How many of you have participated in a workshop? If you are a designer, you’ve likely participated in a design sprint or a How Might We (HMW) session. These activities are effective because they allow people to imagine, ideate, and create. They provide a space for stakeholders to dig into the details in a way that a report cannot, unless it’s lengthy.
Use a workshop to communicate your findings. Here’s one example we developed at Dropbox:
- Our researcher created user story cards based on her findings, to illustrate the needs that had surfaced
- She then paired up stakeholders and had them create HMWs using the story cards as guides
- The workshop participants voted on the HMWs they wanted to pursue, and walked out of the session with clear next steps
A workshop provides a creative space to explore design possibilities, and it gets stakeholders involved in a meaningful way by inviting them into the process. My research findings are only as good as their implementation, which is why I love using workshops as a vehicle for communication. Workshops inspire action.
With our work life mostly virtual these days, we are competing with numerous distractions and what feel like unique time constraints. We need to maximize the minutes of our workshop or presentation, and one way to do that is with a pre-read, which can include sending out related research or your own insights prior to the meeting.
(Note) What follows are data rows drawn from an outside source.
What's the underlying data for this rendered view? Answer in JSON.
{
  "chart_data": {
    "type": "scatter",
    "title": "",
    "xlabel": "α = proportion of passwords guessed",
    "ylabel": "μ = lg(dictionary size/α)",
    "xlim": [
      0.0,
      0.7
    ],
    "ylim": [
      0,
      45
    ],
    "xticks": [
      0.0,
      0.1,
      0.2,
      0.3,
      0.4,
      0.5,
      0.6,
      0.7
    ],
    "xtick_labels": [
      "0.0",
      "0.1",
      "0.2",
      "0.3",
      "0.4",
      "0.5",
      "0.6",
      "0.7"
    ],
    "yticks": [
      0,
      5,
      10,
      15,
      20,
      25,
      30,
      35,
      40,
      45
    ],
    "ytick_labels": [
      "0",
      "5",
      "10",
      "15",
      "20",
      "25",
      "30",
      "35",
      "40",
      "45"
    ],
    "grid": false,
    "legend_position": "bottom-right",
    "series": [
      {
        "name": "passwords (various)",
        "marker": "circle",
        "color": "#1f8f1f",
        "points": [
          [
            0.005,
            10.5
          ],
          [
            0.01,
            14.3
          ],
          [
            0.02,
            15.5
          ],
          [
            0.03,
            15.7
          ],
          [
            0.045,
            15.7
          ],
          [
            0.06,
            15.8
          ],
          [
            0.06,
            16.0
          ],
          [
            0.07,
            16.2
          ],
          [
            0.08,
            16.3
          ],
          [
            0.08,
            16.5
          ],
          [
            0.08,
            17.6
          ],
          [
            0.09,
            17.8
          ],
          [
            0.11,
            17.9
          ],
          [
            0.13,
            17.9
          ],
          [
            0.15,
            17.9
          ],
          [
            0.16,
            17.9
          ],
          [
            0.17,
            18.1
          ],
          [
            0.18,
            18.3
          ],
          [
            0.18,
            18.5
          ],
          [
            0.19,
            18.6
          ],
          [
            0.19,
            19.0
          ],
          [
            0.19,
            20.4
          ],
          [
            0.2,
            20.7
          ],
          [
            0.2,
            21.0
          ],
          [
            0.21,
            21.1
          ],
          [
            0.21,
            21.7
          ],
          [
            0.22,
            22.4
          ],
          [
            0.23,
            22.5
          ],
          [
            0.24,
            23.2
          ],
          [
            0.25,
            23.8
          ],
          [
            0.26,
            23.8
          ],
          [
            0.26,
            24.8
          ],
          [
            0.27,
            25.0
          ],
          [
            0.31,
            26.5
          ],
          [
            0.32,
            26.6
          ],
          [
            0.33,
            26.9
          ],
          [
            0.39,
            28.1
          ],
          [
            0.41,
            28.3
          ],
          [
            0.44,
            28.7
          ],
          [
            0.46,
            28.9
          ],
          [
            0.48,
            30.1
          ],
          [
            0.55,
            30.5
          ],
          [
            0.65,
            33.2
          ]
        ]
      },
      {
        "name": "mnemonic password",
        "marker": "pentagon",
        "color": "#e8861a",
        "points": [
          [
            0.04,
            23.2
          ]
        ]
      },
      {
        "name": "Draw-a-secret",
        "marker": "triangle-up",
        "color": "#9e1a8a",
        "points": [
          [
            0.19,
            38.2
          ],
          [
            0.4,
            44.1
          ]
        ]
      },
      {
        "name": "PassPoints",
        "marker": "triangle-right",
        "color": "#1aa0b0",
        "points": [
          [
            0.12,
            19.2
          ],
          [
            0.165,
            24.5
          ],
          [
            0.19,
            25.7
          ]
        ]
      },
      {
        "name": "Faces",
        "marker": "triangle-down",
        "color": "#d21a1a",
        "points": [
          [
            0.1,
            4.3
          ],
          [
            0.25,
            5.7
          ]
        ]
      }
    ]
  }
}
These can provide context for your stakeholders and allow more time for digging into the most important aspects of your work.
Keeping the audience engaged is key to bringing your findings to life. By using breakout rooms, you can provide an opportunity for engagement in almost any virtual platform.
Breakout rooms work well at the end of a presentation. Send a prompt to your audience. Divide them into smaller groups and have them discuss. This not only makes your presentation interactive, it also helps them understand your findings on a deeper level through peer discussion.